= Changzhou Economic Zone =

Economic Zone in Changzhou, Jiangsu

The Jiangsu Changzhou Economic Zone (常州经济开发区), previously referred to as Qishuyan District, is situated in the eastern region of Changzhou. Situated as a strategic center within the Shanghai-Nanjing Innovation Corridor and the Yangtze River Economic Belt, it occupies a central location in the Yangtze River Delta's one-hour economic zone and is equidistant from Nanjing and Shanghai. The area encompasses 181.3 square kilometers and has an estimated resident population of around 480,000. It governs 3 subdistricts and 3 towns, encompassing 58 administrative villages and 25 urban-rural communities.

== History ==
In May 2015, following approvals from the State Council and the Jiangsu Provincial People's Government, Qishuyan District and portions of Wujin District were restructured to establish the Jiangsu Changzhou Economic Zone. It functions as a municipal administrative agency under the direct authority of the Changzhou Municipal Party Committee and Government.

In December 2019, to elucidate the working relationships between Changzhou Municipality and Wujin District, as well as between Wujin District and the Changzhou Economic Zone, the Changzhou Municipal Party Committee and Municipal Government refined and modified the management structure of the Economic Zone. It was mandated that, commencing in 2020, all operations of the Economic Zone would report directly to the Municipal Party Committee and Government.

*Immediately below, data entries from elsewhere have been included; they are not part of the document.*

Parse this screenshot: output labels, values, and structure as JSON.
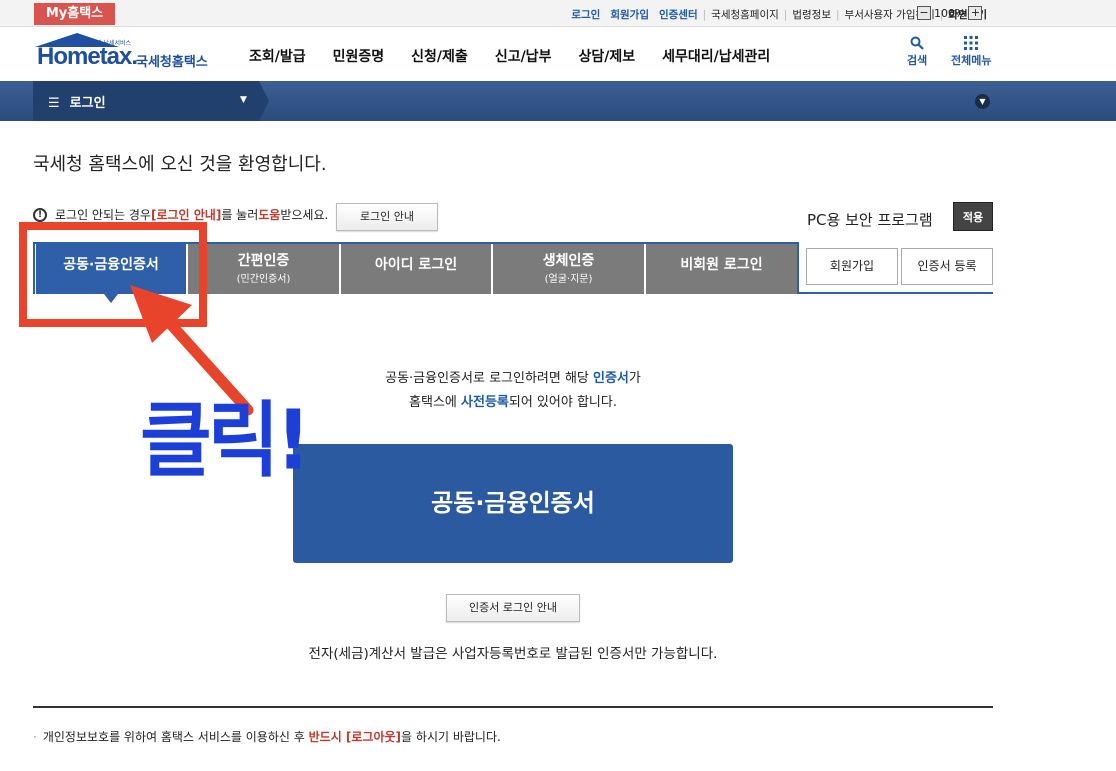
{
  "topbar": {
    "my_hometax": "My홈택스",
    "links": [
      "로그인",
      "회원가입",
      "인증센터",
      "국세청홈페이지",
      "법령정보",
      "부서사용자 가입하기",
      "화면크기"
    ],
    "zoom_minus": "−",
    "zoom_value": "100%",
    "zoom_plus": "+"
  },
  "header": {
    "logo_brand": "Hometax.",
    "logo_tagline": "친하게 납세서비스",
    "logo_name": "국세청홈택스",
    "menu": [
      "조회/발급",
      "민원증명",
      "신청/제출",
      "신고/납부",
      "상담/제보",
      "세무대리/납세관리"
    ],
    "search_label": "검색",
    "allmenu_label": "전체메뉴"
  },
  "navbar": {
    "current": "로그인"
  },
  "main": {
    "welcome": "국세청 홈택스에 오신 것을 환영합니다.",
    "notice_prefix": "로그인 안되는 경우 ",
    "notice_link": "[로그인 안내]",
    "notice_mid": "를 눌러 ",
    "notice_help": "도움",
    "notice_suffix": "받으세요.",
    "login_guide_btn": "로그인 안내",
    "pc_security_label": "PC용 보안 프로그램",
    "apply_btn": "적용",
    "tabs": [
      {
        "label": "공동·금융인증서",
        "sub": ""
      },
      {
        "label": "간편인증",
        "sub": "(민간인증서)"
      },
      {
        "label": "아이디 로그인",
        "sub": ""
      },
      {
        "label": "생체인증",
        "sub": "(얼굴·지문)"
      },
      {
        "label": "비회원 로그인",
        "sub": ""
      }
    ],
    "signup_btn": "회원가입",
    "cert_register_btn": "인증서 등록",
    "desc1_a": "공동·금융인증서로 로그인하려면 해당 ",
    "desc1_b": "인증서",
    "desc1_c": "가",
    "desc2_a": "홈택스에 ",
    "desc2_b": "사전등록",
    "desc2_c": "되어 있어야 합니다.",
    "cert_login_btn": "공동·금융인증서",
    "cert_guide_btn": "인증서 로그인 안내",
    "tax_invoice_note": "전자(세금)계산서 발급은 사업자등록번호로 발급된 인증서만 가능합니다.",
    "footnote_a": "개인정보보호를 위하여 홈택스 서비스를 이용하신 후 ",
    "footnote_b": "반드시 [로그아웃]",
    "footnote_c": "을 하시기 바랍니다."
  },
  "annotation": {
    "click_text": "클릭!",
    "color": "#e8442c",
    "text_color": "#1c3fd8"
  }
}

The towns and subdistricts within the zone will thereafter be governed directly by the Economic Zone, relinquishing their jurisdiction from Wujin District.

== Economy ==
The zone is the largest, most robust, and rapidly expanding provincial-level development zone in Changzhou, recognized for its dynamic innovation and entrepreneurial ecosystem. It accommodates about 10,000 enterprises, comprising 94 foreign-invested organizations, around 560 large-scale enterprises, more than 200 enterprises with annual outputs surpassing 100 million yuan, and 181 high-tech enterprises. A unique "3+3+3" industrial cluster has developed, comprising rail transit, smart grids, and new materials; green home furnishings, green energy, and green motors; as well as technological services, modern logistics, and cultural innovation. In 2019, the zone attained a GDP of 87 billion yuan, a 10.3% year-on-year growth in industrial output, and 224.07 billion yuan in invoiced industrial sales, leading the city in major economic metrics.

Changzhou Aplus Semiconductor has addressed a significant need in China's display sector by creating COF substrates and COF-IC display driver chips, which has received recognition from investors and achieved "unicorn" status in its sector, possessing 231 fundamental technical patents in 2024, representing the inaugural instance of a company from the Jiangsu Changzhou Economic Zone receiving this accolade.